Научные открытия не привели к расцвету науки в Китае или в Индии, потому что научное знание не было их высшей целью, а лишь средством духовного опыта. Виджняна, или конвенционное знание, которое было высшим уровнем у греков, для буддистских мыслителей – лишь ступень к праджне, которая должна быть снята. Виджняна, как и авидья (незнание), существует на уровне сансары, к преодолению которой устремлены помыслы. Таким образом, одна из причин невыделения науки в самостоятельную форму знания на Востоке заключается в том, что конечная цель понималась ими как духовное просветление, слияние с Абсолютом, что предполагало избавление от всякого формального знания во имя переживания своего единства с миром.
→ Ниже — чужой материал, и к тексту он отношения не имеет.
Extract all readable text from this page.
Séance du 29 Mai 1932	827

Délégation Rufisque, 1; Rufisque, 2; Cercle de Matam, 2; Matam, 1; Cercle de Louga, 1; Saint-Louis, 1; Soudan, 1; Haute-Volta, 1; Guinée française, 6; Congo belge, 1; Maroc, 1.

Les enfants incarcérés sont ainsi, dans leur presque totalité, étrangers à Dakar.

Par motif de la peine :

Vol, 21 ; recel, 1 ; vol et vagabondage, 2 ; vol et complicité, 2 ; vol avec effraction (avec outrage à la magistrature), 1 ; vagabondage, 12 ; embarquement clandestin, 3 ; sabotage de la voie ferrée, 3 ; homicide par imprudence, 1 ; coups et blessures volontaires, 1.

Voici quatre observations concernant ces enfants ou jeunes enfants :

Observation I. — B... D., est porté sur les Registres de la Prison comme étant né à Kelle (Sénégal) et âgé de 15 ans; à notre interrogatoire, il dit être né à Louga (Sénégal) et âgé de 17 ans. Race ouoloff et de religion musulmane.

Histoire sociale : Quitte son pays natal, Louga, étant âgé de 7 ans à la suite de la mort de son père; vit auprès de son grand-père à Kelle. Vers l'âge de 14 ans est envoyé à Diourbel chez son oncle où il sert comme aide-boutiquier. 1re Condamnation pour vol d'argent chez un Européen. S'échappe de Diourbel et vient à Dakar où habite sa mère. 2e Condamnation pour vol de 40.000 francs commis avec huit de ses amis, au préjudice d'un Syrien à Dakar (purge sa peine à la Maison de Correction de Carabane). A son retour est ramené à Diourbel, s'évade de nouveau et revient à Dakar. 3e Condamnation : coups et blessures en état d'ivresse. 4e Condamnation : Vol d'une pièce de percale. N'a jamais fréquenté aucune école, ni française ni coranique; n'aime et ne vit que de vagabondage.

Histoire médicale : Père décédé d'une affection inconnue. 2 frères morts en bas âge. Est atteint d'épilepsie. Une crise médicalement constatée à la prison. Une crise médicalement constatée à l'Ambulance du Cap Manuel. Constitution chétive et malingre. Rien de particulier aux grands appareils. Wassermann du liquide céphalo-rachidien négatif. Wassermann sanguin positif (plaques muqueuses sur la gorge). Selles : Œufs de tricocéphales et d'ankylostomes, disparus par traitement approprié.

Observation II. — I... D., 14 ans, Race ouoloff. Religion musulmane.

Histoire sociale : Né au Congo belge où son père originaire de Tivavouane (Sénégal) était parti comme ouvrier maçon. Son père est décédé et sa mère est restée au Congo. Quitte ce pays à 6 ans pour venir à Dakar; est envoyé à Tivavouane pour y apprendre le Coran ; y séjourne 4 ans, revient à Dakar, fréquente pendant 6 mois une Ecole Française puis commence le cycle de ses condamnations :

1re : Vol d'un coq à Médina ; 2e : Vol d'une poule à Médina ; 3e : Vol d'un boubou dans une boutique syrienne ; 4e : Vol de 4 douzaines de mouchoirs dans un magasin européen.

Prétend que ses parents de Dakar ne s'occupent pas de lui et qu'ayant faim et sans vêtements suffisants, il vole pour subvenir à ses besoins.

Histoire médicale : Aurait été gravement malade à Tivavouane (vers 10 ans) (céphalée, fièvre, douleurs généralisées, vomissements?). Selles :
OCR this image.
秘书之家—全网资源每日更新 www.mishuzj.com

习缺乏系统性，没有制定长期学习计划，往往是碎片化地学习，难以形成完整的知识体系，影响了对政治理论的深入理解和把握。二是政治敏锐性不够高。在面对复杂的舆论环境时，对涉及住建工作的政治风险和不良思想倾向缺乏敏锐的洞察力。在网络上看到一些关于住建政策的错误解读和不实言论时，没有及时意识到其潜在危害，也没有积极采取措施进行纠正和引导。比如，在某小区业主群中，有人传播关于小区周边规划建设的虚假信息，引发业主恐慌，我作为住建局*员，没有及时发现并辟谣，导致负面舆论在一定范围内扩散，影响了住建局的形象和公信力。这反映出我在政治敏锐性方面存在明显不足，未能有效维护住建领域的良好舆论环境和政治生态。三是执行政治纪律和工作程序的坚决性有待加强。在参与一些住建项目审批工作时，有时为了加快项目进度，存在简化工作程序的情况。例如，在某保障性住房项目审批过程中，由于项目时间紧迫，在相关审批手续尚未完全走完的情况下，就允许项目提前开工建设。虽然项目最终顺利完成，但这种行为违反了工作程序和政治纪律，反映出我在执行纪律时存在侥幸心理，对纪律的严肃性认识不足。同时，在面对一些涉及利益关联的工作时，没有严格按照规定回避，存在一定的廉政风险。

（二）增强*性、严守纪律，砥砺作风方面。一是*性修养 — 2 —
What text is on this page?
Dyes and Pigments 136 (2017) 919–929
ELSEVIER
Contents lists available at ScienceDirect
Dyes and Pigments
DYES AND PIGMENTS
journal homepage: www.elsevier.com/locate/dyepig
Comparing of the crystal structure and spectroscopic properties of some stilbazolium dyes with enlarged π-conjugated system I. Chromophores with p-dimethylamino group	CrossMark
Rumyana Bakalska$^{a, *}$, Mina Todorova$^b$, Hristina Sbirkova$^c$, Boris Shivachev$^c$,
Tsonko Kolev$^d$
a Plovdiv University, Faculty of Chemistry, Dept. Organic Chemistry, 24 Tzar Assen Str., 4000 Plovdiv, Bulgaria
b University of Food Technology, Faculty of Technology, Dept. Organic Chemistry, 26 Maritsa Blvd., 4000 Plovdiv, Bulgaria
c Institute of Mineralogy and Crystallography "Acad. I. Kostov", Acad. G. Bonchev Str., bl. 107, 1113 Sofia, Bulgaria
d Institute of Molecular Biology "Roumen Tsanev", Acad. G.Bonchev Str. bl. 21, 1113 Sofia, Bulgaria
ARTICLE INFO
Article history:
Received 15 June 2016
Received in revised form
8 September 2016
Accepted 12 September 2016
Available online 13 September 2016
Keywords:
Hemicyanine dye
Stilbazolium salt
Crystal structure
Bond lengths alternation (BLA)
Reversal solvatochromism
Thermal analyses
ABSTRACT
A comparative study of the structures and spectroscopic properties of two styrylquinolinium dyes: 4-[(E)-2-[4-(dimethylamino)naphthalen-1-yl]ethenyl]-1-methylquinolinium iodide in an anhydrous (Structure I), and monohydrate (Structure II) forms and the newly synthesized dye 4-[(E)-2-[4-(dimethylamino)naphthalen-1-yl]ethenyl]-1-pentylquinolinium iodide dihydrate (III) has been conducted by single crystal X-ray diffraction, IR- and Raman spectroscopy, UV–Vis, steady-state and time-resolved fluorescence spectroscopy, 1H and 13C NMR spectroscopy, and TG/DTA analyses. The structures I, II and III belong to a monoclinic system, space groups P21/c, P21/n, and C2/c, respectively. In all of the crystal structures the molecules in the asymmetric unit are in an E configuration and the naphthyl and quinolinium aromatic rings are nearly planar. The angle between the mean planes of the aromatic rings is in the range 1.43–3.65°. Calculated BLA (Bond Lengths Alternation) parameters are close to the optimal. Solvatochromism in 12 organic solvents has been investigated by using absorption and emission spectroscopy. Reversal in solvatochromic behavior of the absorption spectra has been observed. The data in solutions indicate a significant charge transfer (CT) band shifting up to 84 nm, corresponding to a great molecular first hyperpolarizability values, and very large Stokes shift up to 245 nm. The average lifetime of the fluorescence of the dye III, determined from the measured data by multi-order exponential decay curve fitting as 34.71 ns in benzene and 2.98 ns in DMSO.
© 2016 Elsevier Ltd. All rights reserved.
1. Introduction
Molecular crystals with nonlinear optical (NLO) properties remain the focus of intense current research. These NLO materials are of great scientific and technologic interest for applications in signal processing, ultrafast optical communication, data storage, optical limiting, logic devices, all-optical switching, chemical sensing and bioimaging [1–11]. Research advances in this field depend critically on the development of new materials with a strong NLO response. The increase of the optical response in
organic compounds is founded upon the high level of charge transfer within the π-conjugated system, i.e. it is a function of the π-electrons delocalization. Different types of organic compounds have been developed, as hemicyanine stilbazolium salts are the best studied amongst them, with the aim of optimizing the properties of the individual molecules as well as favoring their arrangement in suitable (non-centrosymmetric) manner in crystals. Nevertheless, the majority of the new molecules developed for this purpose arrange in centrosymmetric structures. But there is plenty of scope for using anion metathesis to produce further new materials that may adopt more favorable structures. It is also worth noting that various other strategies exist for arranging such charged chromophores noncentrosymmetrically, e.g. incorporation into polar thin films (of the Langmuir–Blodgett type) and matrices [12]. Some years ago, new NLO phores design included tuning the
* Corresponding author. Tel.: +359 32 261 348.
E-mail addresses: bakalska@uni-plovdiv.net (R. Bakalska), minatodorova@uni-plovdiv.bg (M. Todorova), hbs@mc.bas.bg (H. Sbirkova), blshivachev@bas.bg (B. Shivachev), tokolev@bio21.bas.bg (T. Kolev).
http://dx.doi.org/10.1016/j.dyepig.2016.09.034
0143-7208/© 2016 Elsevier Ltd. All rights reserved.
Надлогический метод означал интуитивное познание. Если для греков инструментом познания была аналитика, анализ и синтез, то для буддистских мыслителей – метод неаналитический: не расчленяя, целостно познать всеобщее. Быть татха – значит быть таким, каков ты есть; татхата означает мир, не расчлененный знаками, символами, каков он есть в действительности, воспринимаемый прямо, непосредственно, «так». Познать его можно особым состоянием ума. «Ничто» не имеет формы, поэтому его можно постичь только интуицией. Все это позволяет называть эту форму знания скорее Софией (как нередко переводится «праджня»), а не философией, ибо это не любовь к знаниям, а само знание.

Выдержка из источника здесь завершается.